Envie d’un récit puissant et poétique, au sein d’une famille déchirée par le passé ? Ce que les corbeaux nous laissent est le premier roman graphique de l’autrice normande Sophie Leullier, déjà habituée de l’illustration pour la jeunesse, du cinéma d’animation et du jeu vidéo. À retrouver le 6 septembre aux éditions Dupuis !
L’histoire
Dans les contrées normandes du IXe siècle, Galwinthe élève seule ses deux fils, Tarik et Adalrik, après avoir échappé au bûcher pour des accusations de sorcellerie dans son ancien village. Malheureusement, son passé la rattrape lorsque son fils aîné, Adalrik, est assassiné sous les yeux de son petit frère.
Sept ans plus tard, Tarik ne parvient pas à pardonner. Ni aux assassins ni à lui-même. Seul son désir de vengeance semble pouvoir l’aider à faire son deuil. Hanté par le fantôme de son frère, il s’éloigne de plus en plus de sa mère, qui cherche comment guider Adalrik dans le royaume des morts alors que son corps demeure introuvable…
Un récit centré sur l’émotion… pari réussi !
Ne vous laissez pas avoir par les traits doux que prennent les personnages sous le crayon de Sophie Leullier : cette histoire est dure, très dure. Même si l’éditeur la conseille pour un lectorat tout public à partir de 12 ans, il faut avoir le cœur bien accroché pour s’engager dans cette spirale de vengeance, qui a injustement causé la mort d’Adalrik alors qu’il n’était qu’un enfant avec toute la vie devant lui.
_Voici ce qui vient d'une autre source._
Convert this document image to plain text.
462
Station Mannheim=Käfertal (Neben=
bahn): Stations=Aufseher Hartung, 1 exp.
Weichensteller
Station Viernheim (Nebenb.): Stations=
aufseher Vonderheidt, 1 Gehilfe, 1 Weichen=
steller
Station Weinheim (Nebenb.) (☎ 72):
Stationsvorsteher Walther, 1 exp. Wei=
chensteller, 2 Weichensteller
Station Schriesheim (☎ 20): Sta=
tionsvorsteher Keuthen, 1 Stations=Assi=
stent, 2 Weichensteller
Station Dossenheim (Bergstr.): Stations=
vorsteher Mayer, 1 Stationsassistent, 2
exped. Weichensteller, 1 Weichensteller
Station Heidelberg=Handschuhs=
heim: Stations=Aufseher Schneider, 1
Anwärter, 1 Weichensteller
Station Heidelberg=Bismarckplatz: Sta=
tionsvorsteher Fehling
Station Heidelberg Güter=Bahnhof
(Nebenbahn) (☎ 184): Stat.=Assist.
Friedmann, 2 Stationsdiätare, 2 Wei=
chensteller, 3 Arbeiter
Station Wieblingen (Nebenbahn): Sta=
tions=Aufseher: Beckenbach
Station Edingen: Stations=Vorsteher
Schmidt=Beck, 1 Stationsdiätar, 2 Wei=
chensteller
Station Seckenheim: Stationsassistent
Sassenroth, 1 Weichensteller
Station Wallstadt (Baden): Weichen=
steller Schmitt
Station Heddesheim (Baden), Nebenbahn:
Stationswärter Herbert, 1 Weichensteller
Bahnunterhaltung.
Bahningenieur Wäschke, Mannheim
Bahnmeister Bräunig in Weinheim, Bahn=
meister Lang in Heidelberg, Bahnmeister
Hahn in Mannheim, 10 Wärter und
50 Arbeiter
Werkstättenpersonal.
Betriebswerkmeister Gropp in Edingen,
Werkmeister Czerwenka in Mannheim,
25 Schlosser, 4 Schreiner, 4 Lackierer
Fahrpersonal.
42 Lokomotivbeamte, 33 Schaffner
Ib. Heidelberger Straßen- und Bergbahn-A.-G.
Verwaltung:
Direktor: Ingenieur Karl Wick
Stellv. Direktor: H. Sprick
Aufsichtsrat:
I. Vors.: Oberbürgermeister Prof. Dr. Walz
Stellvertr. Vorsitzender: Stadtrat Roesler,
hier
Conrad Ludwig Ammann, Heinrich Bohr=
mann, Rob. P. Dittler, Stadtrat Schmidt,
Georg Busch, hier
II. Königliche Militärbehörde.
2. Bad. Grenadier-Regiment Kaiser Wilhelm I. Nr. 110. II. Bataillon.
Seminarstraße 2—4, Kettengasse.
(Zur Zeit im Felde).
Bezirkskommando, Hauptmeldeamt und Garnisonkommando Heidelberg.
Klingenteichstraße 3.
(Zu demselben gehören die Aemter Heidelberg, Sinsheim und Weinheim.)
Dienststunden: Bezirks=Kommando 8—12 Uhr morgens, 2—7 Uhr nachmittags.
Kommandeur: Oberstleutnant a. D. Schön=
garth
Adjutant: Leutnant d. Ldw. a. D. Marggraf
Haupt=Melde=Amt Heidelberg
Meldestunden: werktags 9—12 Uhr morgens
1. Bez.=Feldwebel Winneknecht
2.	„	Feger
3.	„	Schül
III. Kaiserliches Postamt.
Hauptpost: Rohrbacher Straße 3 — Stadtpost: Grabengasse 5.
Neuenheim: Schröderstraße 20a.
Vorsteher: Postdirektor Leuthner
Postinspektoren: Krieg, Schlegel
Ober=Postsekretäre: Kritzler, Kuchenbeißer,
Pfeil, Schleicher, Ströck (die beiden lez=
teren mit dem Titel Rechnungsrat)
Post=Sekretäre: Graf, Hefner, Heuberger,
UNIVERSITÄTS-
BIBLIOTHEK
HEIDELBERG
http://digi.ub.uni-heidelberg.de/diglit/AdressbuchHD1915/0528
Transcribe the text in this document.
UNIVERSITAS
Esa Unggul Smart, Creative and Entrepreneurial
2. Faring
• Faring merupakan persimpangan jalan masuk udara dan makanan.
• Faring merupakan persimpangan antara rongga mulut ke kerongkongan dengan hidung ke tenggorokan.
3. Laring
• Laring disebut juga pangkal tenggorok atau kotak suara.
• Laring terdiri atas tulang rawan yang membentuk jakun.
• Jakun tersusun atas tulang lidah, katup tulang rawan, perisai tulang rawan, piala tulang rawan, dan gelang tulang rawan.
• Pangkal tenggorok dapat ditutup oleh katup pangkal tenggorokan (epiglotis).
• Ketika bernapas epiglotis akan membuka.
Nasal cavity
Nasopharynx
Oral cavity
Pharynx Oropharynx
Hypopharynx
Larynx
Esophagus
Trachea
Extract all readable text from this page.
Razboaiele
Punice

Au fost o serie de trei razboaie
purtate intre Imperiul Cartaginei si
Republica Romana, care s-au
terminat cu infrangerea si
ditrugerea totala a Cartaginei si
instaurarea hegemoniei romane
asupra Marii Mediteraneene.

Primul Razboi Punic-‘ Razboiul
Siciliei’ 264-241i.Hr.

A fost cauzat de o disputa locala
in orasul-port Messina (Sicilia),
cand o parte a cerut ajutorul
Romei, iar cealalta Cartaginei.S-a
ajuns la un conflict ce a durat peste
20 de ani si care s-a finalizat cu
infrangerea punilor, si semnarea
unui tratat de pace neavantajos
L’autrice mentionne elle-même, à la fin de l’ouvrage, qu’elle souhaitait centrer son récit sur l’émotion et les relations entre les personnages : pari réussi. Chacun des protagonistes m’a chamboulée.
Tarik, en premier lieu, se cherche énormément et ne cesse de s’en vouloir pour la mort de son frère. S’il noie son chagrin dans l’alcool, il accepte parfois une main tendue pour l’aider. Il a grandi entre les croyances celtes et vikings grâce à sa mère et connaît les plantes qui soignent. J’ai trouvé très juste les deux représentations d’Adalrik, tels l’ange et le démon sur ses épaules, mais dans une version mythologie nordique, qui le poursuivent et guident ses faits et gestes.
Galwinthe, quant à elle, est une figure maternelle extrêmement forte, forgée par des années de survie et de trahisons, alors qu’elle ne demandait qu’à profiter de la vie. Douce envers ses fils, elle se révèle sans pitié pour les protéger. J’ai admiré son courage et apprécié la touche de romance saphique avec une de ses voisines dans le récit.
| Une histoire familiale poignante au cœur de la Normandie médiévale et de la mythologie nordique, à ne pas mettre entre toutes les mains cependant. Je n’aurais pas été contre cinquante pages de plus pour approfondir davantage les personnages secondaires et les antagonistes. |
Cet ouvrage a été chroniqué dans le cadre d’un service presse.